John Humphrys asks: Should there be tighter restrictions for young drivers?
A government-sponsored report, published this week, is recommending that there should be tighter restrictions on teenagers’ freedom to drive. The aim is to cut the number of deaths and serious injuries on our roads. Is this targeting of young drivers sensible and justified, or are some of the proposals too restrictive and even unenforceable?
Britain has had a pretty good record over recent decades in reducing the number of deaths on our roads. But at around three thousand a year there are still too many. The grief and pain caused by these deaths and by the many more accidents that leave people seriously injured are reason enough to attempt to get the figures down even further.

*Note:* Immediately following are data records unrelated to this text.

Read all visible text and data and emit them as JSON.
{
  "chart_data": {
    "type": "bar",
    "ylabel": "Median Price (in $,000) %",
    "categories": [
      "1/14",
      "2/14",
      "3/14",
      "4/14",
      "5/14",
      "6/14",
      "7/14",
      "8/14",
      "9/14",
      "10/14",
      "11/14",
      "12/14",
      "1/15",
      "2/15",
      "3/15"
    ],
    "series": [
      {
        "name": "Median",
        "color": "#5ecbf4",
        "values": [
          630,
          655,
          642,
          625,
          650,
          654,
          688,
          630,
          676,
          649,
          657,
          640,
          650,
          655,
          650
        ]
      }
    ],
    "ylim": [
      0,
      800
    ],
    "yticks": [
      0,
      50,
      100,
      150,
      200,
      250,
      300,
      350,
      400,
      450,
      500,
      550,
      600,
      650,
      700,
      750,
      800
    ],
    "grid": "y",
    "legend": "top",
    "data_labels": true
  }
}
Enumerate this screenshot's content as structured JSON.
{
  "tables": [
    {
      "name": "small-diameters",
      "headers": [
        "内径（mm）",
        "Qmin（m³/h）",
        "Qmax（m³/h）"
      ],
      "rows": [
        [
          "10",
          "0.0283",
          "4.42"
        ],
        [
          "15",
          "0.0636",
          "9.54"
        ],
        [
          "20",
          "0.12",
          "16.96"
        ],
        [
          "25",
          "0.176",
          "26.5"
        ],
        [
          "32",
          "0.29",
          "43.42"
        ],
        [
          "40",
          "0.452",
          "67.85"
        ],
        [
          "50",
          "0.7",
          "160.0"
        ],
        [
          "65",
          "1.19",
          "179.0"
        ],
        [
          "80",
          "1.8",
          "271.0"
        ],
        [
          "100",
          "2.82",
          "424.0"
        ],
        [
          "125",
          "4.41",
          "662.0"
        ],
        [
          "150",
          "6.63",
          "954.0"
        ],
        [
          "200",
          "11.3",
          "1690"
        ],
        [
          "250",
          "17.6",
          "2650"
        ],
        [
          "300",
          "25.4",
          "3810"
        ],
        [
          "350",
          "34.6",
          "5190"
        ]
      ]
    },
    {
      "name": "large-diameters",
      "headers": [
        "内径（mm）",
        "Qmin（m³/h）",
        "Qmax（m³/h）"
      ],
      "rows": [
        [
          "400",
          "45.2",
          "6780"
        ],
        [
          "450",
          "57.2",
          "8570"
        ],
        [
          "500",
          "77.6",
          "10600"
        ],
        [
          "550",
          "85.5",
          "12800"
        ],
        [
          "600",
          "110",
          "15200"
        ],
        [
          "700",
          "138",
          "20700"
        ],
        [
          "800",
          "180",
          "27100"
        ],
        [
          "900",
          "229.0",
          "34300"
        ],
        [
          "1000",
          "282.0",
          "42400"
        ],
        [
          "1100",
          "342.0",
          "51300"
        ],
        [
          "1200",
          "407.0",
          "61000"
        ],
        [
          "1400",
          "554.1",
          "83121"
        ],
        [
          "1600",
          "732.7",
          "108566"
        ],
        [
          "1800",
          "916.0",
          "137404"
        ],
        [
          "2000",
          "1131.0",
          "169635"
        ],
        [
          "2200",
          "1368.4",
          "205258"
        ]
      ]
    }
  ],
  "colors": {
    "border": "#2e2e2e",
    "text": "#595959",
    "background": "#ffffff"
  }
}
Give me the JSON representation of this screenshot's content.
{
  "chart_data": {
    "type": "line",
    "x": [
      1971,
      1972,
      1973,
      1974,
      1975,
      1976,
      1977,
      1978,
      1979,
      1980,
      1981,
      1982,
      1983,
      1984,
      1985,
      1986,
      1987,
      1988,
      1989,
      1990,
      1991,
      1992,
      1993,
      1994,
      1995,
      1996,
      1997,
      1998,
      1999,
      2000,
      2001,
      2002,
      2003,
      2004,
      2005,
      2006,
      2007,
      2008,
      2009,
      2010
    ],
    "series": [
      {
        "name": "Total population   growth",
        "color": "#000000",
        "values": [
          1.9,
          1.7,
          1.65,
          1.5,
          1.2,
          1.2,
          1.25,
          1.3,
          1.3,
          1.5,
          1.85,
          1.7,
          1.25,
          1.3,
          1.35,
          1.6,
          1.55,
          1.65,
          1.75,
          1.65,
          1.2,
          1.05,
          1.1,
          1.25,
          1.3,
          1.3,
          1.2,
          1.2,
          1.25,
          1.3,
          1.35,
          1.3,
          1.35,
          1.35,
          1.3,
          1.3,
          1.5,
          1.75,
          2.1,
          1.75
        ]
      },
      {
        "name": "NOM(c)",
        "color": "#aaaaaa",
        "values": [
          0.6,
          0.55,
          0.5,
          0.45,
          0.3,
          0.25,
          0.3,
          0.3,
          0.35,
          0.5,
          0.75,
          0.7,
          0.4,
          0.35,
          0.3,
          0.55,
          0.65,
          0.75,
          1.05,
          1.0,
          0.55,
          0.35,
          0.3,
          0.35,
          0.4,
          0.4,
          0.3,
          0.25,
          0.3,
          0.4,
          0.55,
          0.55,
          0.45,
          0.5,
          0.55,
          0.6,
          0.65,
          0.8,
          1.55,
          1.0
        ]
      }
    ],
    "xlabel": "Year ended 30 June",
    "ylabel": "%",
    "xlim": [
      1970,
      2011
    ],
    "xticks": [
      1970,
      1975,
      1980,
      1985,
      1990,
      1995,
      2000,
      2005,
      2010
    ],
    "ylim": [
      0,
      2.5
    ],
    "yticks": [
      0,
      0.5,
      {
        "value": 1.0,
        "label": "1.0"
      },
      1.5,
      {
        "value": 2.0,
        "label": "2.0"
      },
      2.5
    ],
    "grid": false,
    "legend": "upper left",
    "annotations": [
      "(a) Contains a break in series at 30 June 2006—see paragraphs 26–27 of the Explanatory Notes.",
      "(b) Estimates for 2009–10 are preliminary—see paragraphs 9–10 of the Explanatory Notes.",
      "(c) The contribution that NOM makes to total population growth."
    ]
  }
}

Work by the government-backed Transport Research Laboratory has discovered that while young people in the age group 17-24 account for only 5% of the total number of miles driven in Britain every year they are responsible for around 20% of the deaths and serious injuries caused on our roads. The obvious conclusion is that there should be greater restrictions on young people’s freedom to drive.
At the moment it is possible to apply for a provisional driving licence three months before the age of seventeen and then to apply for the full licence at that age. What the TRL report is suggesting is that, in effect, teenagers would not be eligible for a full licence for a further two years, when they were nineteen.
Specifically, they propose that young people would have to wait until they were eighteen before getting their hands on the wheel at all. At that age they would become eligible only for a new probationary licence which they would have to hold for a minimum of a year before applying for a full licence. During this period they would have to undergo at least 100 hours of daytime driving under supervision and 20 hours of supervised night-time driving. They would also be banned from driving between ten o’clock at night and five in the morning unless they were accompanied by a passenger over thirty. Even people learning to drive in their twenties would be banned from carrying passengers also under thirty.
Clearly the drafters of these proposals have in their sights the danger caused to everyone by the recklessness of many young drivers, newly liberated by gaining their licence, who pack their cars with their mates and charge round the place in an increasingly alcohol-propelled stampede. The report also floats the idea of lowering the alcohol limit for all drivers.
The researchers reckon that as many as 4,470 deaths or serious injuries could be prevented by these measures. They also point out that these greater restrictions would help lower insurance premiums for young people so making it cheaper for responsible young drivers to take to the roads.
Some motoring organisations have welcomed these proposals. Stephen Glaister, the director of the RAC Foundation, said: “Young people are four times more likely to die in a road accident than as a result of drink or drugs. Yet, as a society we seem to turn a blind eye to this carnage. If this was any other area of public health there would be an outcry. Circumstances conspire against young drivers. Their youth and lack of experience create a deadly mix which means one in five will have an accident within the first six months of passing their test.”
But Edmund King, the president of the AA, while supporting some of the proposals, was sceptical of others. He said: “You should prepare young drivers to be safe when they get their licence rather than give them their licence and then restrict them.” In particular he advocated that those learning to drive should be allowed to practise driving on motorways and be required to gain experience driving in rural areas and in bad weather before they were granted their licence.
Others, however, are dubious about whether some of the proposals, however good in theory, could actually work in practice because of the difficulty of enforcing them. For example, the requirement that during the probationary year young drivers should provide evidence that they have satisfied the requirement for the minimum number of hours of supervised daytime and night-time driving is difficult to enforce without a cumbersome bureaucracy to oversee it, but without such oversight it is easily open to abuse. And the proposal that young drivers should always have a passenger over the age of thirty during ‘curfew’ hours creates quite an enforcement problem for the police: how easy will it be for them to identify thirty-year-olds, and isn’t there a risk that young drivers will be unduly liable to being stopped unnecessarily by the police? Haven’t the police better things to do with their time?
Defenders of these new ideas point out that similar restrictions on teenage driving have greatly improved road accident statistics in Canada and elsewhere and that they should be given a try. The government so far is expressing an open mind but plans to publish a green paper on its conclusions in the next few months. Should these ideas become government policy?